Bolting on AI or ML into legacy master data management (MDM) systems, or using such MDM tools to feed downstream disparate ML tools is putting lipstick on hosted managed services disguised as cloud. Reliable data, relevant insights and recommended actions via machine learning needs to be seamlessly combined into one, single multi-tenant cloud platform, architected from the ground up, for both analytical intelligence and operational execution, through data-driven applications.

Successful execution requires a closed-loop of all data, insights and actions, to ensure accurate metrication for continuously improved outcomes. Further, a multi-tenant cloud environment is the only way sufficient storage and processing capacity can be elastically accessed on demand to meet any business need.

Another benefit of a multi-tenant cloud PaaS is the potential to use a wide variety of anonymized data to help with machine learning across all industries. Having a large enough set of data is a critical factor for smaller companies to benefit from the right recommended actions, for common industry use cases.

#3 Don’t Go all in on one vendor

In a rush to market that “our tools do it too,” large vendors will unfortunately, over promise, and under deliver. It’s not their fault, as they must respond to the market, but many face an unenviable task of achieving ingredient #2 above, let alone attempting to now also execute on a plan to deliver their own AI technologies. 

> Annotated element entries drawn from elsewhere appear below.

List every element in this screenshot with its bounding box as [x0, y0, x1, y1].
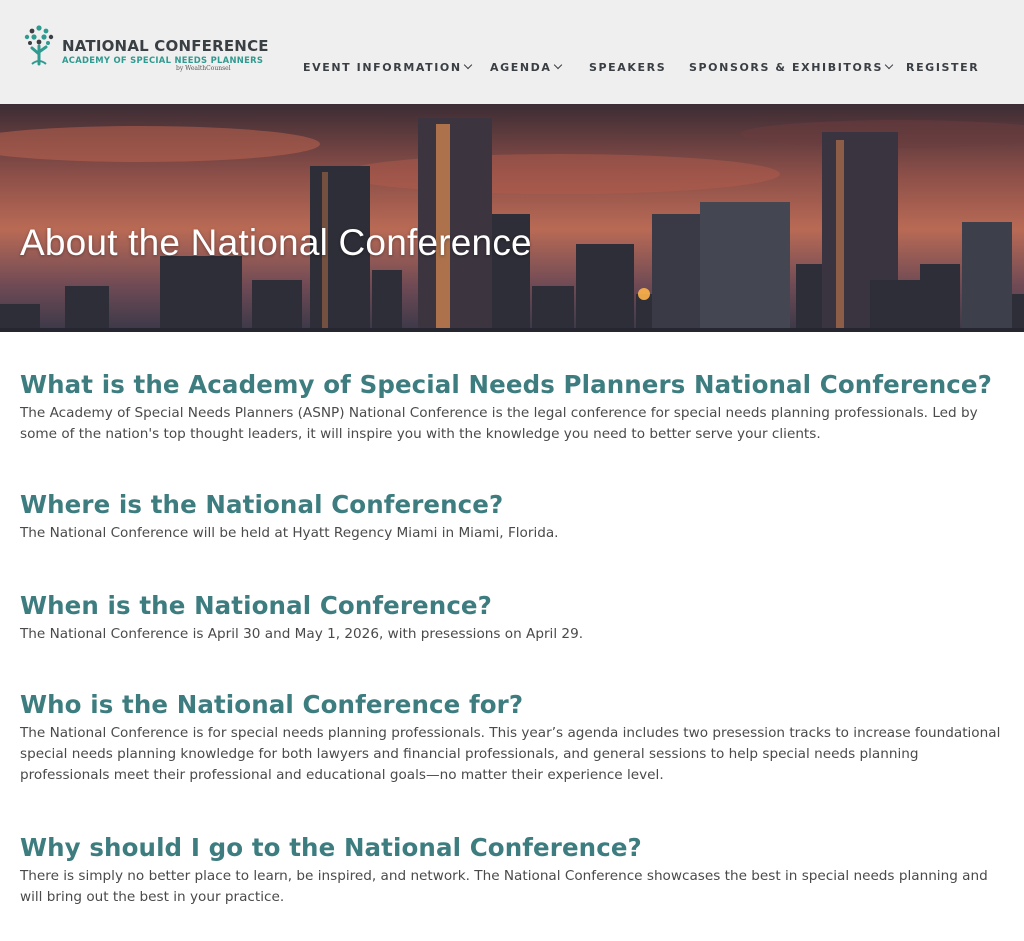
chevron-down-icon — [553, 60, 562, 70]
site-header: NATIONAL CONFERENCE ACADEMY OF SPECIAL N… — [0, 0, 1024, 104]
faq-question: What is the Academy of Special Needs Pla… — [20, 370, 992, 399]
faq-question: Where is the National Conference? — [20, 490, 504, 519]
nav-register-label: REGISTER — [906, 61, 980, 74]
faq-item: When is the National Conference? The Nat… — [20, 591, 1004, 645]
chevron-down-icon — [463, 60, 472, 70]
faq-answer: There is simply no better place to learn… — [20, 868, 988, 905]
faq-item: What is the Academy of Special Needs Pla… — [20, 370, 1004, 445]
nav-event-information[interactable]: EVENT INFORMATION — [303, 60, 472, 74]
faq-question: Who is the National Conference for? — [20, 690, 524, 719]
faq-item: Where is the National Conference? The Na… — [20, 490, 1004, 544]
nav-agenda[interactable]: AGENDA — [490, 60, 562, 74]
faq-question: Why should I go to the National Conferen… — [20, 833, 642, 862]
faq-question: When is the National Conference? — [20, 591, 492, 620]
nav-event-information-label: EVENT INFORMATION — [303, 61, 462, 74]
faq-item: Why should I go to the National Conferen… — [20, 833, 1004, 908]
chevron-down-icon — [884, 60, 894, 70]
nav-agenda-label: AGENDA — [490, 61, 552, 74]
nav-sponsors-exhibitors-label: SPONSORS & EXHIBITORS — [689, 61, 884, 74]
logo-title: NATIONAL CONFERENCE — [62, 37, 269, 55]
faq-answer: The National Conference is for special n… — [20, 725, 1001, 783]
hero-banner: About the National Conference — [0, 104, 1024, 332]
faq-item: Who is the National Conference for? The … — [20, 690, 1004, 786]
tree-logo-icon — [24, 25, 54, 66]
nav-speakers-label: SPEAKERS — [589, 61, 667, 74]
nav-register[interactable]: REGISTER — [906, 61, 979, 74]
faq-answer: The Academy of Special Needs Planners (A… — [20, 405, 978, 442]
main-nav: EVENT INFORMATION AGENDA SPEAKERS SPONSO… — [0, 60, 1024, 75]
city-skyline-image — [0, 104, 1024, 332]
nav-sponsors-exhibitors[interactable]: SPONSORS & EXHIBITORS — [689, 60, 894, 74]
faq-answer: The National Conference will be held at … — [20, 525, 559, 541]
nav-speakers[interactable]: SPEAKERS — [589, 61, 666, 74]
faq-answer: The National Conference is April 30 and … — [20, 626, 584, 642]
page-title: About the National Conference — [20, 222, 532, 263]
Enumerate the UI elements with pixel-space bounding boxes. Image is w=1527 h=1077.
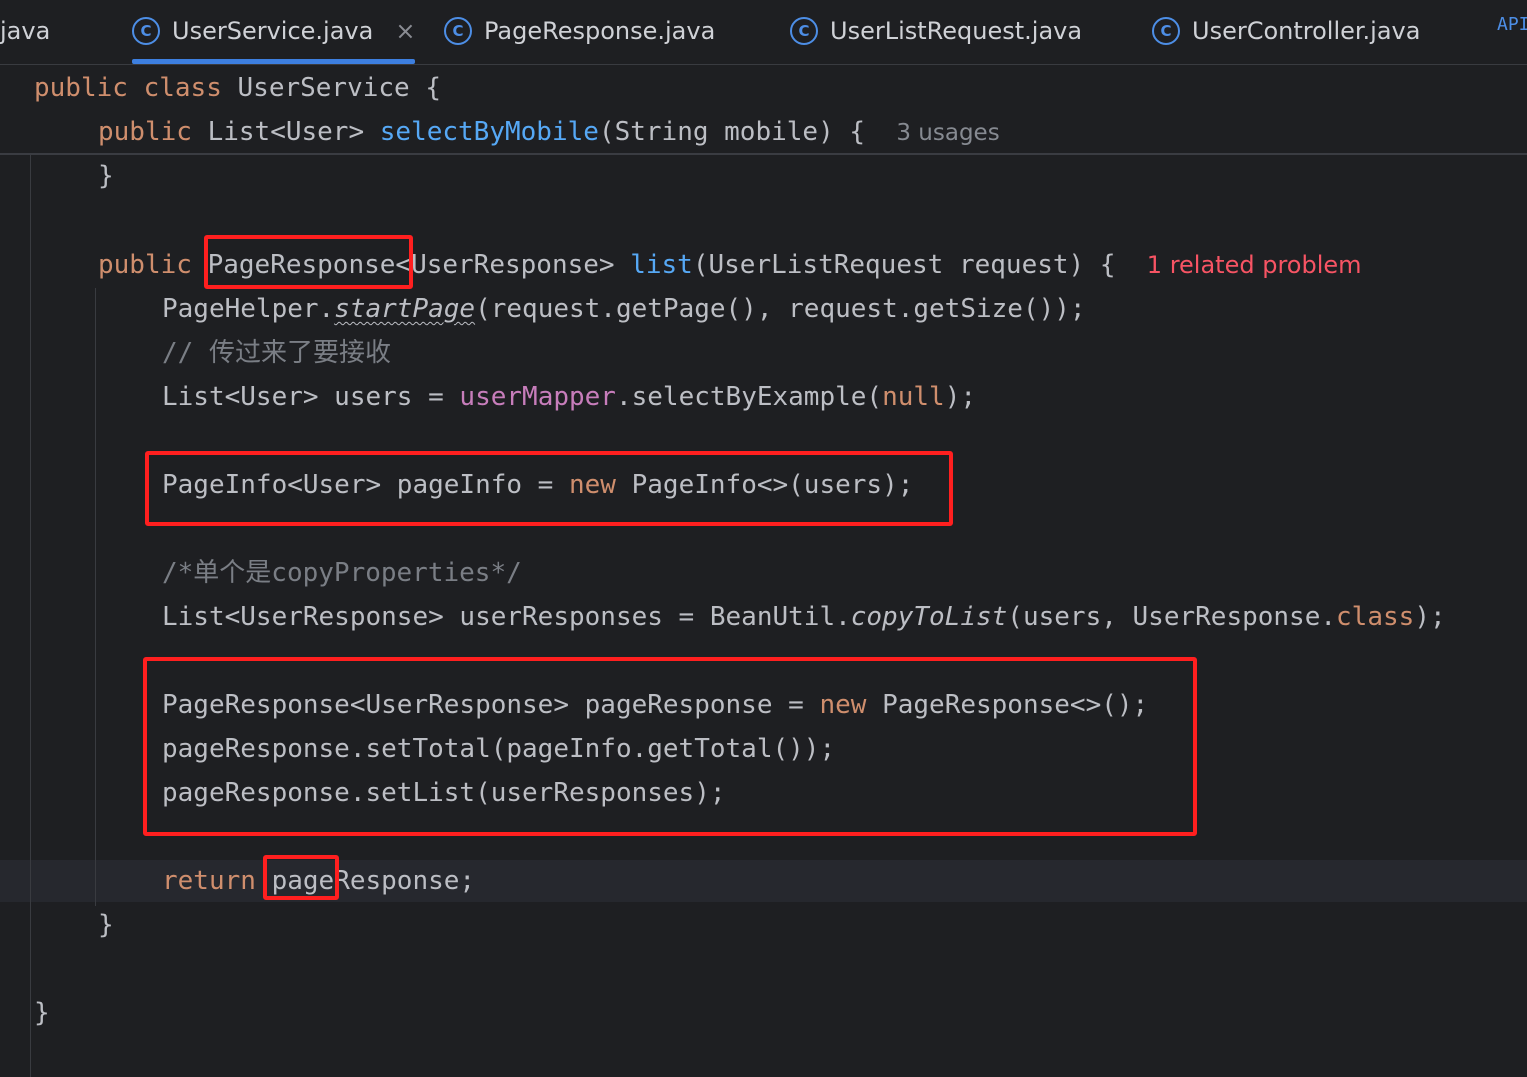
tab-label: java: [0, 17, 51, 45]
annotation-box-pageinfo: [145, 451, 953, 526]
class-icon: C: [790, 17, 818, 45]
code-line-users: List<User> users = userMapper.selectByEx…: [162, 382, 977, 412]
code-line-close-brace: }: [98, 161, 114, 191]
class-icon: C: [132, 17, 160, 45]
code-line-class-close: }: [34, 998, 50, 1028]
indent-guide: [95, 288, 96, 906]
tab-userlistrequest[interactable]: C UserListRequest.java: [790, 0, 1082, 62]
tab-pageresponse[interactable]: C PageResponse.java: [444, 0, 715, 62]
close-icon[interactable]: ×: [395, 17, 415, 45]
editor-window: java C UserService.java × C PageResponse…: [0, 0, 1527, 1077]
code-line-method-close: }: [98, 910, 114, 940]
tab-java-partial[interactable]: java: [0, 0, 50, 62]
tab-label: PageResponse.java: [484, 17, 716, 45]
code-line-pagehelper: PageHelper.startPage(request.getPage(), …: [162, 294, 1086, 324]
tab-label: UserController.java: [1192, 17, 1421, 45]
tab-usercontroller[interactable]: C UserController.java: [1152, 0, 1420, 62]
indent-guide: [30, 155, 31, 1077]
code-line-copytolist: List<UserResponse> userResponses = BeanU…: [162, 602, 1446, 632]
usages-hint[interactable]: 3 usages: [896, 120, 999, 146]
annotation-box-pageresponse-type: [204, 235, 413, 289]
code-line-class-decl: public class UserService {: [34, 73, 442, 103]
annotation-box-return-var: [263, 855, 339, 900]
tab-label: UserListRequest.java: [830, 17, 1083, 45]
tab-userservice[interactable]: C UserService.java ×: [132, 0, 416, 64]
code-line-block-comment: /*单个是copyProperties*/: [162, 558, 522, 588]
code-line-comment: // 传过来了要接收: [162, 338, 391, 368]
class-icon: C: [444, 17, 472, 45]
editor-tab-bar: java C UserService.java × C PageResponse…: [0, 0, 1527, 65]
class-icon: C: [1152, 17, 1180, 45]
tab-api-partial[interactable]: API: [1497, 14, 1527, 35]
code-line-selectbymobile: public List<User> selectByMobile(String …: [98, 117, 1000, 147]
annotation-box-pageresponse-build: [143, 657, 1197, 836]
tab-label: UserService.java: [172, 17, 374, 45]
related-problem-hint[interactable]: 1 related problem: [1147, 251, 1362, 279]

An open ecosystem that allows you to choose and partner with the technologies, and domain experts of your choice is critical to getting the most out of a still young and evolving landscape. Most companies are already trying to evolve out of their legacy MDM platforms. Getting further locked into a single vendor, delivering both MDM and ML, through siloed disparate tools will not provide “clarity,” and may further complicate an already fragmented data management strategy.

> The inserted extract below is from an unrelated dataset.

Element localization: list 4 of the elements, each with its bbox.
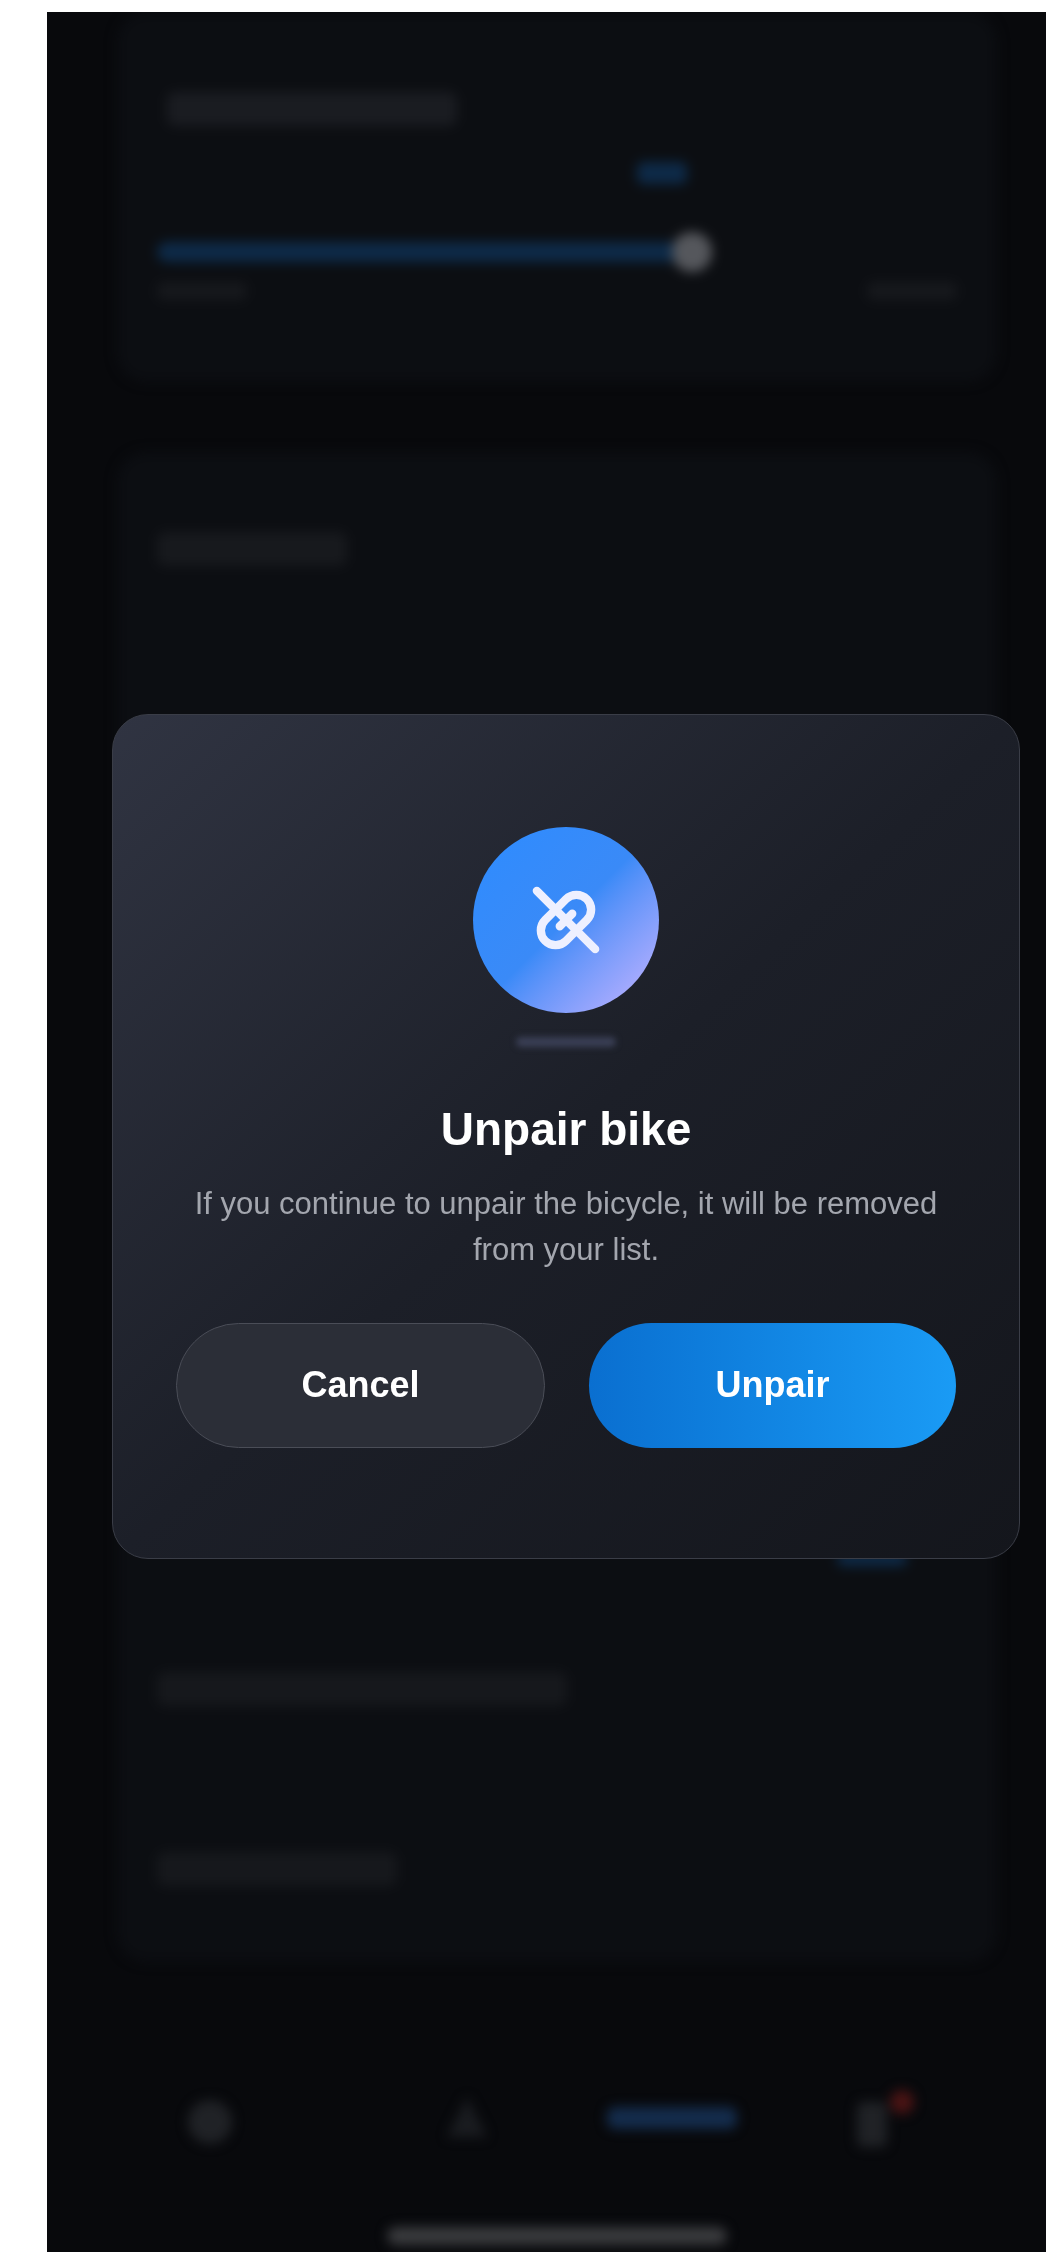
unpair-button[interactable]: Unpair — [589, 1322, 956, 1448]
cancel-button[interactable]: Cancel — [176, 1322, 545, 1448]
dialog-message: If you continue to unpair the bicycle, it will be removed from your list. — [193, 1184, 939, 1269]
dialog-title: Unpair bike — [440, 1102, 692, 1157]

At Reltio, we formed strategic partnerships with companies like QuintilesIMS to combine our strengths to jointly deliver on a vision for the next generation MDM and analytics capabilities for life sciences.

In summary, look to master your data in #1 for a reliable data foundation. #2 ensure that it covers all data types, sources and modes of consumption in a seamless feedback loop on a Modern Data Management platform architected from the ground up to avoid further siloing your data. Finally, #3 give yourself the openness and flexibility of your partners of choice to meet your business needs. 

You don’t want a HAL-like failure that prevents you from realizing your true goal of improving your business.